What the left seems to forget is that the universal solidarity that they once claimed is not merely derived from words or slogans shouted as they march on the White House. For those words to mean anything, they must be backed by the willingness to take action. The left can claim to care about the people of Afghanistan or Iraq, but when it came to the decision between liberation and maintaining the status quo–well, we saw their decision.
Does my desire to see the liberation of Afghanistan and Iraq make me an adherent of militarism and a lover of war? I don’t think so. No one in their right mind wants war. It is not the only solution, and it does not solve everything. However, I also refuse to deny that there are situations where the use of military force is necessary. President Barack Obama acknowledged this when accepting the Nobel Peace Prize in December:
And this becomes particularly important when the purpose of military action extends beyond self-defense or the defense of one nation against an aggressor. More and more, we all confront difficult questions about how to prevent the slaughter of civilians by their own government or to stop a civil war whose violence and suffering can engulf an entire region.
I believe that force can be justified on humanitarian grounds, as it was in the Balkans or in other places that have been scarred by war.

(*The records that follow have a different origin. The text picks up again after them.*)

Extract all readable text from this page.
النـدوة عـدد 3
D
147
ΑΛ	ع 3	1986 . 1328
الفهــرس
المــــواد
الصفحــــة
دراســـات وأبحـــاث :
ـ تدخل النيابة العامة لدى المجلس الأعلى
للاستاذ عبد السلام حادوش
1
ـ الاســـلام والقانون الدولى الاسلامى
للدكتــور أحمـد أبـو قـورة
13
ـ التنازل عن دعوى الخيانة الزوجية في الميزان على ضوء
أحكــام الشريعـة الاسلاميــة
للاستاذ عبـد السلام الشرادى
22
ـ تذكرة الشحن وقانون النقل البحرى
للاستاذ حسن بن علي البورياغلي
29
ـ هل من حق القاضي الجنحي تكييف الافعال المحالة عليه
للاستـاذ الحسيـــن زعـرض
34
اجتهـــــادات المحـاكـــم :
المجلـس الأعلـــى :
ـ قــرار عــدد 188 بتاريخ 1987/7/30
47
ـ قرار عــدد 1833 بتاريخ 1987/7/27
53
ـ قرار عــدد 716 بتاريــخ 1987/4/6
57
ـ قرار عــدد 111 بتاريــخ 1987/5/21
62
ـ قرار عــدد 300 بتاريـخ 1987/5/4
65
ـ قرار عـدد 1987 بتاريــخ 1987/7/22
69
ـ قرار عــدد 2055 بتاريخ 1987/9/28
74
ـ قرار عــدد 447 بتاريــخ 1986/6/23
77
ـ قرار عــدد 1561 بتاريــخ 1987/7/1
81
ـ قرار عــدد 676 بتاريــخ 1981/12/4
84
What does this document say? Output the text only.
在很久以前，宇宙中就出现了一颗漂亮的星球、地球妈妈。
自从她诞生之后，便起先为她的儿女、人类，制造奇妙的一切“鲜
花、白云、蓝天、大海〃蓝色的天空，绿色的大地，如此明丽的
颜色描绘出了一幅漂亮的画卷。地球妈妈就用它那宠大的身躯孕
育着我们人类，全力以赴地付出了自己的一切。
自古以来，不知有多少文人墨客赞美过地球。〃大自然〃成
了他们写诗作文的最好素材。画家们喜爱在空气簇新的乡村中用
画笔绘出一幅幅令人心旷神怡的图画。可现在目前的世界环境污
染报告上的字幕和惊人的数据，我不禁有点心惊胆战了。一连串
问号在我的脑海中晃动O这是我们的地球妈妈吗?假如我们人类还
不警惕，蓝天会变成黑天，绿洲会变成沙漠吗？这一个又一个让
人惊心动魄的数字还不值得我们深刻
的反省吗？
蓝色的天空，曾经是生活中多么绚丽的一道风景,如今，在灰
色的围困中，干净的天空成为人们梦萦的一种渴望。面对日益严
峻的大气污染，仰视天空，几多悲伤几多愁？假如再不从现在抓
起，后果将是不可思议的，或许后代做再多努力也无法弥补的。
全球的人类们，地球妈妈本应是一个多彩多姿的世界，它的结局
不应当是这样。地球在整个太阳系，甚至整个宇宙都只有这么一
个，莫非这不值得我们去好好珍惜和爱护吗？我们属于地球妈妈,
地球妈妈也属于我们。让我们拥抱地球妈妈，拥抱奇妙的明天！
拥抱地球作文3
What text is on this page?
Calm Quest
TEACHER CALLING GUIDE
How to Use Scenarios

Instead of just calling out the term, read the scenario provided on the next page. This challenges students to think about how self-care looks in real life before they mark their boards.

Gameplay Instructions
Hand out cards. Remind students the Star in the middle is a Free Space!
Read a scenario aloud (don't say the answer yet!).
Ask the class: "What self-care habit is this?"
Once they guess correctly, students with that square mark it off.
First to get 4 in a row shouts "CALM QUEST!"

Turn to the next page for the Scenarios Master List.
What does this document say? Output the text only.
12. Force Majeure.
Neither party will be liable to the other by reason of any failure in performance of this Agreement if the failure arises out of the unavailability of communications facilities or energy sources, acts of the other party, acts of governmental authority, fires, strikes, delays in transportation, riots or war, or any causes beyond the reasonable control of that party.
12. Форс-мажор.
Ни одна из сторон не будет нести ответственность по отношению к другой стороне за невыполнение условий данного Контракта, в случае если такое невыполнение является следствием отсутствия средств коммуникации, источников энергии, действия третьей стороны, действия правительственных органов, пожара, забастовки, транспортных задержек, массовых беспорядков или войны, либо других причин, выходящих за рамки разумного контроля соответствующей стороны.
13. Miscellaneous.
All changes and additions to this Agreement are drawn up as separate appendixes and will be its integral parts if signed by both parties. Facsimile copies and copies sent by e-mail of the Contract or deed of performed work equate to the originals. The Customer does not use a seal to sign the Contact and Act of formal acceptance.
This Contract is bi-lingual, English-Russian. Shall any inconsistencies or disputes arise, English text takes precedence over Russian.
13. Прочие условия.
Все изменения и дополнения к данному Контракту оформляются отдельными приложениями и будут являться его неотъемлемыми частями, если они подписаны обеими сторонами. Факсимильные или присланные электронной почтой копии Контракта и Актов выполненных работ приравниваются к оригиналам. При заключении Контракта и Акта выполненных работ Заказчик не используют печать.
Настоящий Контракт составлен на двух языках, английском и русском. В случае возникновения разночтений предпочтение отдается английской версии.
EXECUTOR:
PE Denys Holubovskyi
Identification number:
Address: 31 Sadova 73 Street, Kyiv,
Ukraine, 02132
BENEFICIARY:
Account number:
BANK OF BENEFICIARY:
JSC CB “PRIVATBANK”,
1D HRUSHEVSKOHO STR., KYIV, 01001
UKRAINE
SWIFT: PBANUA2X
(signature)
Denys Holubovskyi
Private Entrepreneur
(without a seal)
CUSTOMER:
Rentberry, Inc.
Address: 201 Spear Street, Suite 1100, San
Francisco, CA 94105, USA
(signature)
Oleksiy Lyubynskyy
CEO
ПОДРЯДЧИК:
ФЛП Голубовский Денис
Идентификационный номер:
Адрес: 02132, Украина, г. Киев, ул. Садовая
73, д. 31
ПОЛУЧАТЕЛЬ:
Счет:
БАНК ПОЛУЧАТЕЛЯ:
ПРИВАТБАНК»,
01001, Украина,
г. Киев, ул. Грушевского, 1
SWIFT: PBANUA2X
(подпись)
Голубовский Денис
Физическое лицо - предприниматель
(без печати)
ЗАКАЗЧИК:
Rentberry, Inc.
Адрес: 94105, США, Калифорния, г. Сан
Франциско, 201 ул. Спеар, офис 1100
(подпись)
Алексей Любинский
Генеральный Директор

Inaction tears at our conscience and can lead to more costly intervention later. That’s why all responsible nations must embrace the role that militaries with a clear mandate can play to keep the peace.
Obama also reminded listeners that when force is used and the military might be applied, “…No matter how justified, war promises human tragedy.” These actions, though, also create an opening for societies that have long been oppressed to be able to chart a different path–one based not on the fanciful whims of a cruel dictator or a committee of religious fanatics.
Peace, as Spinoza said, isn’t just the “absence of war; it is a virtue, a state of mind, a disposition for benevolence, confidence, justice.” Those that claim to support peace, yet stand idly aside as others suffer horrible wrongs, have misunderstood not only the true meaning of the word but also the true price of achieving it. In fact, this thirst for peace, this desire to see this virtue spread to all peoples of the world, is something quite possibly worth fighting for.